« Ah oui, lui retourna Kokor, ton tendre père si affectionné qui voulait épouser sa propre fille et qui nous a tous jetés hors de la cité quand il a constaté que c’était impossible.
— Ce n’est pas comme ça que ça s’est passé ! » s’exclama Luet.
Hushidh toucha la main de sa sœur pour l’apaiser. « Laisse tomber, lui murmura-t-elle. Elle est plus forte que toi à ce jeu-là. »

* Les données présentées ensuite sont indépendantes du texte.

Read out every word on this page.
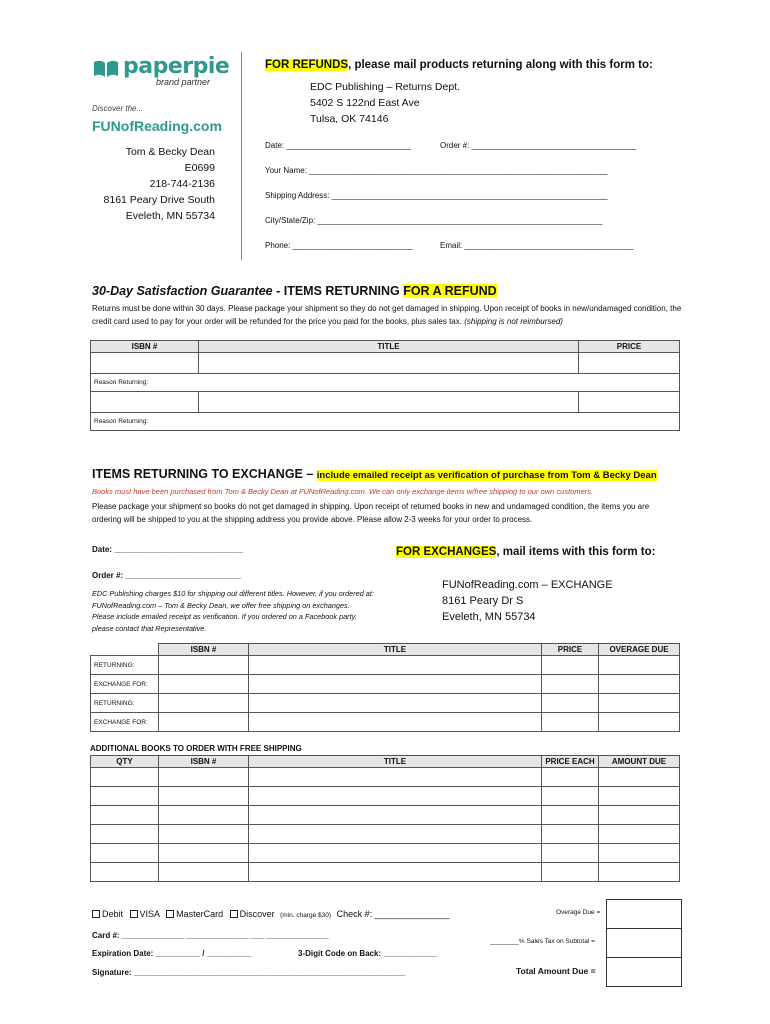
paperpie
brand partner
Discover the...
FUNofReading.com
Tom & Becky Dean
E0699
218-744-2136
8161 Peary Drive South
Eveleth, MN 55734
FOR REFUNDS, please mail products returning along with this form to:
EDC Publishing – Returns Dept.
5402 S 122nd East Ave
Tulsa, OK 74146
Date: ____________________________	Order #: _____________________________________
Your Name: ___________________________________________________________________
Shipping Address: ______________________________________________________________
City/State/Zip: ________________________________________________________________
Phone: ___________________________	Email: ______________________________________
30-Day Satisfaction Guarantee - ITEMS RETURNING FOR A REFUND
Returns must be done within 30 days. Please package your shipment so they do not get damaged in shipping. Upon receipt of books in new/undamaged condition, the credit card used to pay for your order will be refunded for the price you paid for the books, plus sales tax. (shipping is not reimbursed)
ISBN #	TITLE	PRICE

Reason Returning:		

Reason Returning:		
ITEMS RETURNING TO EXCHANGE – include emailed receipt as verification of purchase from Tom & Becky Dean
Books must have been purchased from Tom & Becky Dean at FUNofReading.com. We can only exchange items w/free shipping to our own customers.
Please package your shipment so books do not get damaged in shipping. Upon receipt of returned books in new and undamaged condition, the items you are ordering will be shipped to you at the shipping address you provide above. Please allow 2-3 weeks for your order to process.
Date: _____________________________
Order #: __________________________
FOR EXCHANGES, mail items with this form to:
FUNofReading.com – EXCHANGE
8161 Peary Dr S
Eveleth, MN 55734
EDC Publishing charges $10 for shipping out different titles. However, if you ordered at: FUNofReading.com – Tom & Becky Dean, we offer free shipping on exchanges. Please include emailed receipt as verification. If you ordered on a Facebook party, please contact that Representative.
	ISBN #	TITLE	PRICE	OVERAGE DUE
RETURNING:				
EXCHANGE FOR:				
RETURNING:				
EXCHANGE FOR:				
ADDITIONAL BOOKS TO ORDER WITH FREE SHIPPING
QTY	ISBN #	TITLE	PRICE EACH	AMOUNT DUE

Debit VISA MasterCard Discover (min. charge $30) Check #: _______________
Card #: ______________ ______________ ___ ______________
Expiration Date: __________ / __________	3-Digit Code on Back: ____________
Signature: _____________________________________________________________
Overage Due =
________% Sales Tax on Subtotal =
Total Amount Due =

Seule Luet l’entendit, mais tous comprirent la teneur des paroles d’Hushidh, car sa sœur se tut ; Kokor lui adressa un sourire affecté.
« Luet a raison : nous ne pouvons pas retourner à Basilica, reprit Elemak, du moins pour le moment ; c’est à mon avis le message que Mouj voulait nous transmettre en nous faisant escorter hors de la cité par des soldats.
— J’en ai vraiment marre d’entendre dire qu’aucun de nous ne peut rentrer à Basilica, intervint Mebbekew, alors que ça concerne seulement ceux qui ont mis Mouj dans la panade devant tout le monde ! » Il désignait Hushidh, Luet et Nafai.
— Ferme-la, s’il te plaît, Meb, dit Elemak avec un mépris bon enfant. Je n’ai pas envie d’être encore là quand le soleil se lèvera. C’est exactement le genre de coin où les bandits adorent se tapir, et s’il y en a qui se cachent dans des grottes des environs, ils vont sûrement sortir avec le jour. »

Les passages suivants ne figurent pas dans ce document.